Riding the Heritage was like a hot knife through butter, one could just board the motorcycle and ride continuously till your heart is content and then some more. The large windshield does a fantastic job and helped kept the chilly early morning breeze away from me when we did set off riding. Whats more is that you also get cruise control on the Heritage. Just set the desired speed and forget about modulating the throttle, the Heritage will chug along beautifully.
Perhaps the surprise element of the lot, the Street Bob was extremely nimble and agile given its riding stance. The ape-style riding posture (high handlebars, close up footpegs and low saddle height) took me a bit of time to get use to. However, a few minutes into the ride and she would go around corners with elegance. She epitomises smoothness, flowing through corners with such simplicity. It left me awestruck that a Harley could just make little of bends with no fuss at all. The 19-16 inch tyre setup helps in this matter. The front is a thin 100-section tyre which enables you to tip in quite easily. The rear is not overly large, a 150-section tyre holds it own.
The bobber styling gives the Street Bob a very clean look – single-seat, blackened out mechanicals, round headlamp and bob-cut fenders. The bike gets a full digital instrumentation console which relays necessary data and is visible in any lighting conditions. The small unit is neatly packed into the handlebar clamp. This will surely be one of the hits of the series and would expect to do well in India as well.
During the introduction presentation, Harley’s Paul James – the project development head for the Softail range – said that if you wanted a bike to survive the zombie apocalypse the Fat Bob is the bike to have and I completely agree. A hundred per cent. Just by the butch looks, the Fat Bob is one striking motorcycle. Harley is focusing on getting more newer generations riders into the folklore and with the Fat Bob, I am sure they have hit the nail right on the head. They have taken the successful recipe from the Street Rod and applied it on to the Softail range. Hence, what you get is a full mental Harley that will rip you to shreds in no time.
Sure the 150-section front and 180-section tyres make you work a bit to get the bike tipped into the corner, but boy is it invigorating. And with USD forks, she is one of the most stable bike from the range.
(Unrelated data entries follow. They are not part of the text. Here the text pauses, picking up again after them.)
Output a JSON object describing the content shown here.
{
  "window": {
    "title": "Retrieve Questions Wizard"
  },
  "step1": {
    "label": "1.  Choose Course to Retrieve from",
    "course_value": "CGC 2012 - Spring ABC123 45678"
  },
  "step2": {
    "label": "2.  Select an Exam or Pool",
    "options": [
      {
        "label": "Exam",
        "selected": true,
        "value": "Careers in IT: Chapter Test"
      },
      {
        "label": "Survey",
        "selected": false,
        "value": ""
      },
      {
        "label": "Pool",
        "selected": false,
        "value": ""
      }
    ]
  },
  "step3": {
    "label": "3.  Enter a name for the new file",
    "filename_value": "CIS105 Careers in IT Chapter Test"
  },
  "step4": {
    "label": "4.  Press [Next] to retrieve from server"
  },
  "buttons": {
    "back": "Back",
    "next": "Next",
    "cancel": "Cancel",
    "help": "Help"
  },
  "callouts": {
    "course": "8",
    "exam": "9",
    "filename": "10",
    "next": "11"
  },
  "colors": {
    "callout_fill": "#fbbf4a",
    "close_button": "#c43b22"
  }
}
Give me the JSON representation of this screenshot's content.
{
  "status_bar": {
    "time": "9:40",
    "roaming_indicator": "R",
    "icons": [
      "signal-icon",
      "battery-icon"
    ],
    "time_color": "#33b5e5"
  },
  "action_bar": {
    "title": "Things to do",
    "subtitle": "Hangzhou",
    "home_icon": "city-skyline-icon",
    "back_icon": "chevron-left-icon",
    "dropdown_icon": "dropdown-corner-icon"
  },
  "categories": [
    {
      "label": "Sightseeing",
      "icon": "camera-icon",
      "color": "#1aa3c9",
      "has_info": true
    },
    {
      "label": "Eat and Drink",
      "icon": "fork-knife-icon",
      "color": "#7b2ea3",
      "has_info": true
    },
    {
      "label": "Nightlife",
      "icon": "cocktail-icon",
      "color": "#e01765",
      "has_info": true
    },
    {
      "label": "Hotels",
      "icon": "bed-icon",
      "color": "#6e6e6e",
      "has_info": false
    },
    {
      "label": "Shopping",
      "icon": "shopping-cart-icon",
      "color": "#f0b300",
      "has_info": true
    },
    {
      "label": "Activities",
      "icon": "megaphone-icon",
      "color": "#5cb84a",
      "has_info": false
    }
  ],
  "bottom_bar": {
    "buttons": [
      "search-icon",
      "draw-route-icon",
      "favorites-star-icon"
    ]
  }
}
Harley had banked most of the Softail’s success to come from the Fat Bob which is a no brainer. The bike delivers phenomenal performance in a sportish stance. What more do you want?
We also had the privilege to ride the new generation Breakout (pictured above) and let me tell you it was a blast. Sadly, there are very few takers of the model in India. The previous gen did not do so well in India and hence Harley has refrained from bringing it to the country.
There are a few things from which I would like to refrain from commenting on at this very moment and would like to see how well these bikes adapt to India conditions. The cooling system on the big-bore V-twin motor was one aspect that we did not get to experience as we were hardly exposed to traffic. Harley will have to tune the suspension for India as the one we rode in Spain could prove to be slightly stiff for the sub-continent, given the condition of our highways are no where close to the B-roads on the outskirts of Barcelona.
That being said, I am looking forward to riding these bikes in India soon. We will be expecting them to arrive on our shores mid-October with the launch date around the same time.